Anno Dracula: One Thousand Monsters (Kim Newman)
“Not vampires Lord Ruthven would invite to Downing street for a rubber of whist and a nibble on the maid…”
Anno Dracula is a newer piece of vampire fiction released towards 2017.
If you enjoy a modern take on vampires, you’ll love this. It’s part of a series (with this being book #5) that explores an alternate universe where vampires took over around the time of Dracula.
Sure, you could start with the first book in the series, but read the fifth for the whist reference.
Vampire Bites: A Taste of the Drake Chronicles (Alyxandra Harvey)
“And I admit it, I hid among the potted ferns until Percy went to the cards room to play whist. Probably not very hunterlike of me…”
Next on the modern vampire fiction list is this one: Vampire Bites, released in 2013.
Vampires seem to have a thing for watching people play whist.
For the record, kibitzing outside of vampire fiction doesn’t have nearly the same connotations…
The Vampire’s Whist
“He’s the best whist-player in Florence, and if he could come to London he would be the best whist-player here.”
The Vampire’s Whist is a wonderfully obscure horror story (that I hadn’t heard about or read before).

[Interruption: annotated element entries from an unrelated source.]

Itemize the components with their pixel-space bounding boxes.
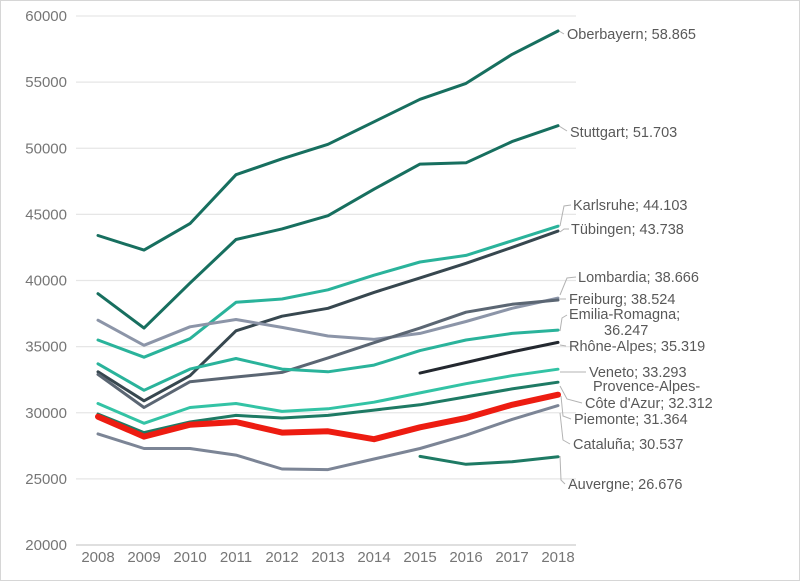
series-line-veneto <box>96 367 560 425</box>
series-line-auvergne <box>418 454 560 466</box>
leader-line <box>559 228 569 233</box>
y-tick-label: 55000 <box>25 74 67 91</box>
y-tick-label: 60000 <box>25 8 67 25</box>
x-tick-label: 2013 <box>311 549 344 566</box>
series-line-catalu-a <box>96 404 560 472</box>
series-end-label: Freiburg; 38.524 <box>569 292 675 308</box>
series-end-label: 36.247 <box>604 323 648 339</box>
x-tick-label: 2017 <box>495 549 528 566</box>
series-end-label: Côte d'Azur; 32.312 <box>585 396 713 412</box>
leader-line <box>559 412 571 445</box>
x-tick-label: 2011 <box>220 549 252 566</box>
series-end-label: Karlsruhe; 44.103 <box>573 198 687 214</box>
series-end-label: Veneto; 33.293 <box>589 365 687 381</box>
y-tick-label: 30000 <box>25 405 67 422</box>
series-end-label: Auvergne; 26.676 <box>568 477 682 493</box>
series-line-lombardia <box>96 296 560 347</box>
series-lines <box>95 29 561 472</box>
y-axis-tick-labels: 60000 55000 50000 45000 40000 35000 30000 25000… <box>25 8 67 554</box>
x-tick-label: 2010 <box>173 549 206 566</box>
y-tick-label: 35000 <box>25 339 67 356</box>
y-tick-label: 50000 <box>25 140 67 157</box>
series-labels: Oberbayern; 58.865 Stuttgart; 51.703 Karls… <box>567 27 713 493</box>
series-end-label: Stuttgart; 51.703 <box>570 125 677 141</box>
leader-line <box>560 395 572 420</box>
x-tick-label: 2016 <box>449 549 482 566</box>
y-tick-label: 25000 <box>25 471 67 488</box>
leader-line <box>559 455 566 485</box>
series-end-label: Provence-Alpes- <box>593 379 700 395</box>
x-tick-label: 2018 <box>541 549 574 566</box>
x-tick-label: 2015 <box>403 549 436 566</box>
series-line-piemonte <box>95 391 561 443</box>
x-axis-tick-labels: 2008 2009 2010 2011 2012 2013 2014 2015 2016 2017… <box>81 549 574 566</box>
series-end-label: Rhône-Alpes; 35.319 <box>569 339 705 355</box>
y-tick-label: 20000 <box>25 537 67 554</box>
leader-line <box>559 344 567 347</box>
series-line-rh-ne-alpes <box>418 340 560 375</box>
leader-line <box>559 385 583 404</box>
y-tick-label: 45000 <box>25 206 67 223</box>
series-line-freiburg <box>96 298 560 409</box>
series-line-oberbayern <box>96 29 560 252</box>
label-leader-lines <box>558 30 586 485</box>
x-tick-label: 2008 <box>81 549 114 566</box>
leader-line <box>559 204 572 227</box>
series-end-label: Oberbayern; 58.865 <box>567 27 696 43</box>
leader-line <box>559 314 568 332</box>
x-tick-label: 2014 <box>357 549 390 566</box>
series-end-label: Tübingen; 43.738 <box>571 222 684 238</box>
gridlines <box>76 15 576 546</box>
series-line-t-bingen <box>96 229 560 403</box>
series-line-stuttgart <box>96 124 560 330</box>
series-line-emilia-romagna <box>96 328 560 392</box>
series-line-karlsruhe <box>96 224 560 359</box>
leader-line <box>558 125 568 132</box>
series-end-label: Emilia-Romagna; <box>569 307 680 323</box>
leader-line <box>558 30 565 35</box>
x-tick-label: 2012 <box>265 549 298 566</box>
series-end-label: Cataluña; 30.537 <box>573 437 683 453</box>
series-line-provence-alpes-c-te-d-azur <box>96 380 560 435</box>
y-tick-label: 40000 <box>25 273 67 290</box>
series-end-label: Lombardia; 38.666 <box>578 270 699 286</box>
leader-line <box>559 276 577 296</box>
series-end-label: Piemonte; 31.364 <box>574 412 688 428</box>
x-tick-label: 2009 <box>127 549 160 566</box>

It was first published in Harper’s Weekly and dates from somewhere in the 1800s. According to research, it was also published in Temple Bar (wonderfully, volume 13).
The best reference I could find, collecting the full tale, is hosted at this academic electronic collecton archive.
The link contains 216 more collections that encompass topics like 20th Century American Poetry and Archivision Architecture Images.
La Vida Vampire (Nancy Haddock)
“I’d met Shelly at the Historical Society and mentioned in passing that I was learning to play bridge on the internet – a game that evolved from whist, so it wasn’t that hard for me.”
La Vida Vampire is another series (with this being the first installment).
What caught my eye about this bridge reference is learning to play online. Cool touch on the author’s part – and well, I couldn’t help but wondering if their preferred playing platform might have been right here.